Deirdre Nansen McCloskey has been distinguished professor of economics and history and professor of English and communications at the University of Illinois at Chicago. She is the author of numerous books, including Bourgeois Equality: How Ideas, Not Capital or Institutions, Enriched the World.
This work is “100 little essays originally published in Portuguese in Folha de Sao Paulo,” about 400 words each to advocate for “essential liberalism,” to “have a go” in the British idiom, improve their lives and immensely improved the world around them.
How immensely? Since 1776, a fully three thousand percent explosion of the average real income per person in the world. Nothing earlier came remotely close. Not caused by investment or exploitation, but by liberty inspiring a flowering of human creativity.
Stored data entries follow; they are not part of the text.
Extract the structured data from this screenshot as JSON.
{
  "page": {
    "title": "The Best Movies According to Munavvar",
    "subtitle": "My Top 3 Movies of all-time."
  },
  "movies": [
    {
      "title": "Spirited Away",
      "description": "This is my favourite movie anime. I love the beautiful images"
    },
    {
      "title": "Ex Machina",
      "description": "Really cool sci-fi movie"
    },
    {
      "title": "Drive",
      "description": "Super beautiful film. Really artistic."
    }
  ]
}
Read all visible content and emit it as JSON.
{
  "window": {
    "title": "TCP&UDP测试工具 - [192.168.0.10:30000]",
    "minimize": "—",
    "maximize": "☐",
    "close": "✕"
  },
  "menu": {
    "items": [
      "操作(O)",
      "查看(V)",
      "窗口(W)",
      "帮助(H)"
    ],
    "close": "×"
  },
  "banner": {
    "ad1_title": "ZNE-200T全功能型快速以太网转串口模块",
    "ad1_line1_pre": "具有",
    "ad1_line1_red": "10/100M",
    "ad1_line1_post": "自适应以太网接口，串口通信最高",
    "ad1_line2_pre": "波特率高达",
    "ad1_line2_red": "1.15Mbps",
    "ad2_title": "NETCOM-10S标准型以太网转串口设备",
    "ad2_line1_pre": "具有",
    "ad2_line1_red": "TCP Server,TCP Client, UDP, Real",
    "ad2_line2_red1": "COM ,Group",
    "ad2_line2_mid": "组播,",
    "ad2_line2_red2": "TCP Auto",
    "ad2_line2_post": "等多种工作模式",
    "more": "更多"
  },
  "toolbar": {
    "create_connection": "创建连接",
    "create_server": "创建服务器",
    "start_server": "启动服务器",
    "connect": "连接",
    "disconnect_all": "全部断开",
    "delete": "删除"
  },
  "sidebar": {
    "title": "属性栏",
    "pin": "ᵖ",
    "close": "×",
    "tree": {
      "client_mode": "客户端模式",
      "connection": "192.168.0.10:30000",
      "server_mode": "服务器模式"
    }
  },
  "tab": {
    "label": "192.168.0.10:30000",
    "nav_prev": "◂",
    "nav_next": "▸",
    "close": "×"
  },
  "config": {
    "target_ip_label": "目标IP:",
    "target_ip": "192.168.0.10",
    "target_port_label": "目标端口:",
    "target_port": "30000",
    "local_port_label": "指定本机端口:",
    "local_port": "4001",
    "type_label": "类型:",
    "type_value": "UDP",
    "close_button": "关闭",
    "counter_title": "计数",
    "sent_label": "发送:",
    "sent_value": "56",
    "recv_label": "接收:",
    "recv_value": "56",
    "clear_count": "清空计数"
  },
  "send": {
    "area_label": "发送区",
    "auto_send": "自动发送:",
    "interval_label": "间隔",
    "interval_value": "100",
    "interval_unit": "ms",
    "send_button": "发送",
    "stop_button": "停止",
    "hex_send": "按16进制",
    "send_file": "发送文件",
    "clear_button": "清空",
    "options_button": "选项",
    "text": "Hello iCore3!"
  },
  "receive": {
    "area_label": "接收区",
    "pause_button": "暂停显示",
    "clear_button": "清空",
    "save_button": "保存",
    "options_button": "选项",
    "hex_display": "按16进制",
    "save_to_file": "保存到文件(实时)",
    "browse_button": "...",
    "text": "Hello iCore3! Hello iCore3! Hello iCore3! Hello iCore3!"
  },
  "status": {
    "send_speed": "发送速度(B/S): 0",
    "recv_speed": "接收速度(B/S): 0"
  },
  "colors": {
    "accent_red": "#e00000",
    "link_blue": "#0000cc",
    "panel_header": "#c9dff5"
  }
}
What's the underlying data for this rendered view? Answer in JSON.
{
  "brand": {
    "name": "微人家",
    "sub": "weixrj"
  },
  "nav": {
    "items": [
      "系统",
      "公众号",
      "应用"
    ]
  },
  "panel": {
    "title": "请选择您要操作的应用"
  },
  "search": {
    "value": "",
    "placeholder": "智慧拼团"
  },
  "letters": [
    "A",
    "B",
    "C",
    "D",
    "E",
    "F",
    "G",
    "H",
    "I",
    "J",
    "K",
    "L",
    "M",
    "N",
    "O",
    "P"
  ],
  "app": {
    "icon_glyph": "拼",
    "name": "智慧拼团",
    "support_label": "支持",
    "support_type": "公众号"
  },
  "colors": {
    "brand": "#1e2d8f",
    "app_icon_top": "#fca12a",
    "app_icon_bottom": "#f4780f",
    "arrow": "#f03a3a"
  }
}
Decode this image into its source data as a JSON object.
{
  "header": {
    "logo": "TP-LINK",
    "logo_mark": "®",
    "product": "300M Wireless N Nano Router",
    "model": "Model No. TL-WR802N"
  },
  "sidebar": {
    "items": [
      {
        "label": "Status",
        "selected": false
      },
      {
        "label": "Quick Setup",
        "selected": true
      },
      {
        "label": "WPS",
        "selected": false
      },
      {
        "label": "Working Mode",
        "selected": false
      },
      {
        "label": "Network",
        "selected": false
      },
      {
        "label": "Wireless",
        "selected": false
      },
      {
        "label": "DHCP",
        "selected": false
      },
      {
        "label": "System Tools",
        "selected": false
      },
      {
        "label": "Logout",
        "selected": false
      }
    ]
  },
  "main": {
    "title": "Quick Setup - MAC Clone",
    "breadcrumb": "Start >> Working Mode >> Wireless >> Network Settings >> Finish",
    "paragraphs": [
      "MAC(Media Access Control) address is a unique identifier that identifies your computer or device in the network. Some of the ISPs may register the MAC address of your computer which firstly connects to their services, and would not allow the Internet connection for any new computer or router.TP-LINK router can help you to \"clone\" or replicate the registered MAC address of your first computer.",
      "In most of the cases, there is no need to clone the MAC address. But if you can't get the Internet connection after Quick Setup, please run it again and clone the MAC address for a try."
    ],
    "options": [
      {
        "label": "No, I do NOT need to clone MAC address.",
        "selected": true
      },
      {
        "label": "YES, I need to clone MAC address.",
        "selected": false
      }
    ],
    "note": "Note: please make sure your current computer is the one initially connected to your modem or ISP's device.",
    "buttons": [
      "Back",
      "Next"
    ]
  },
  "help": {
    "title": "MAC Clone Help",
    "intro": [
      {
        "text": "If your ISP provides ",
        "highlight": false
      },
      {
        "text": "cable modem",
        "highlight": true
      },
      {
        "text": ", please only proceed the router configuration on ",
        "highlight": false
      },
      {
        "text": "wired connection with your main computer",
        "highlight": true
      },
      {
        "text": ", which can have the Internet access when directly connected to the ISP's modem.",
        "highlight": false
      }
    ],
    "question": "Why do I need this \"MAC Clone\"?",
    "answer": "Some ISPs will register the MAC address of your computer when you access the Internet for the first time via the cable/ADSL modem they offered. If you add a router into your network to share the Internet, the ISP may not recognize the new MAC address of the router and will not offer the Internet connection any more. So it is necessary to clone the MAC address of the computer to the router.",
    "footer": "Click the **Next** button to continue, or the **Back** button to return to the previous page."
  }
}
As always, McCloskey is endlessly quotable. There is so much wisdom in this book I cannot do it justice. I have many highlights on nearly every page. Just one example:
"Since 1700 only three new ideas about politics: Liberalism, invented during the 18th century in the Netherlands and in Britain and some of their offshoots. Nationalism and socialism, both born in the 19th century and growing vigorously in the 20th. If you think you like nationalism and socialism, maybe you’ll like national socialism? The desire to be a liberated adult is universal, so is being led like a little child. We grow up in families, which are like the ideal of socialism. What is possible is not equality of outcome, or even equality of opportunity, but true liberal equality of permission."
If you’re not familiar with her work, this is a good starting book, which will lead to her many other works that are far more substantial, especially her Bourgeois Trilogy, which deserves a Nobel Prize on its own.